The sparse format saves space by storing only non zero sample counts. Samples are assigned a numeric value, and only samples with non zero counts are printed to the file. You can see from the table below that GQY1XT001CFHYQ has representation in all samples, with a total abundance of 467. GQY1XT001EI480 has representation in 3 samples: 1 (F003D000) , 8 (F003D146) and 9 (F003D148), with a total abundance of 10.

#Compressed Format: groupIndex,abundance.

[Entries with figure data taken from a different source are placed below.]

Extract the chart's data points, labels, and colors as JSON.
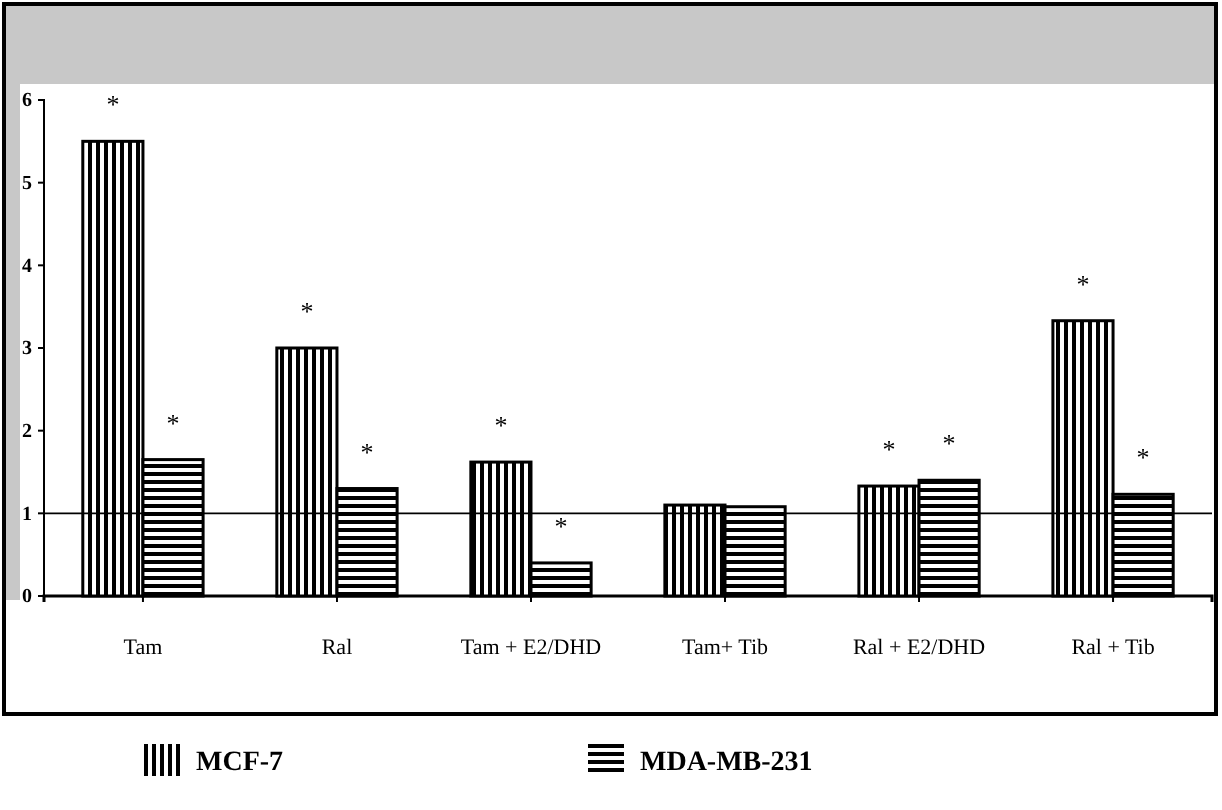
{
  "chart_data": {
    "type": "bar",
    "categories": [
      "Tam",
      "Ral",
      "Tam + E2/DHD",
      "Tam+ Tib",
      "Ral + E2/DHD",
      "Ral + Tib"
    ],
    "series": [
      {
        "name": "MCF-7",
        "color": "#000000",
        "values": [
          5.5,
          3.0,
          1.62,
          1.1,
          1.33,
          3.33
        ],
        "value_labels": [
          "*",
          "*",
          "*",
          null,
          "*",
          "*"
        ]
      },
      {
        "name": "MDA-MB-231",
        "color": "#000000",
        "values": [
          1.65,
          1.3,
          0.4,
          1.08,
          1.4,
          1.23
        ],
        "value_labels": [
          "*",
          "*",
          "*",
          null,
          "*",
          "*"
        ]
      }
    ],
    "ylim": [
      0,
      6
    ],
    "yticks": [
      0,
      1,
      2,
      3,
      4,
      5,
      6
    ],
    "ref_lines": [
      {
        "axis": "y",
        "value": 1,
        "color": "#000000"
      }
    ],
    "legend": "bottom",
    "grid": false
  }
}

For example 1,6 would mean the read has an abundance of 6 for group 1.
#1,F003D000	2,F003D002	3,F003D004	4,F003D006	5,F003D008	6,F003D142	7,F003D144	8,F003D146	9,F003D148	10,F003D150	
Representative_Sequence	total	F003D000	F003D002	F003D004	F003D006	F003D008	F003D142	F003D144	F003D146	F003D148	F003D150
GQY1XT001CFHYQ	467	1,325	2,40	3,22	4,30	5,24	6,6	7,7	8,3	9,7	10,3
GQY1XT001C44N8	3677	1,323	2,132	3,328	4,318	5,232	6,579	7,448	8,426	9,381	10,510
GQY1XT001C296C	4652	1,356	2,877	3,754	4,794	5,284	6,538	7,361	8,313	10,375
GQY1XT001ARCB1	2202	1,203	2,391	3,220	4,155	5,308	6,126	7,33	8,191	9,289	10,286
GQY1XT001CFWVZ	1967	1,193	2,152	3,191	4,300	5,228	6,179	7,172	8,161	9,111	10,280
...
GQY1XT001EI480	10	1,8	8,1	9,1
GQY1XT001EDBEC	95	1,9	2,13	3,13	4,7	5,10	6,11	7,8	8,8	9,5	10,11
GQY1XT001D47YY	97	1,10	2,2	3,13	4,21	5,9	6,5	7,11	8,12	9,2	10,12
GQY1XT001CNUHI	19	1,17	2,1	7,1
...


Converting between formats

You can compress or inflate your count table using the count.seqs command with the compress option.

mothur > count.seqs(count=final.count_table, compress=f) 

The above command will convert a sparse format count file to it's full form.

mothur > count.seqs(count=final.count_table, compress=t) 

The above command will convert a full format count file to it's sparse form.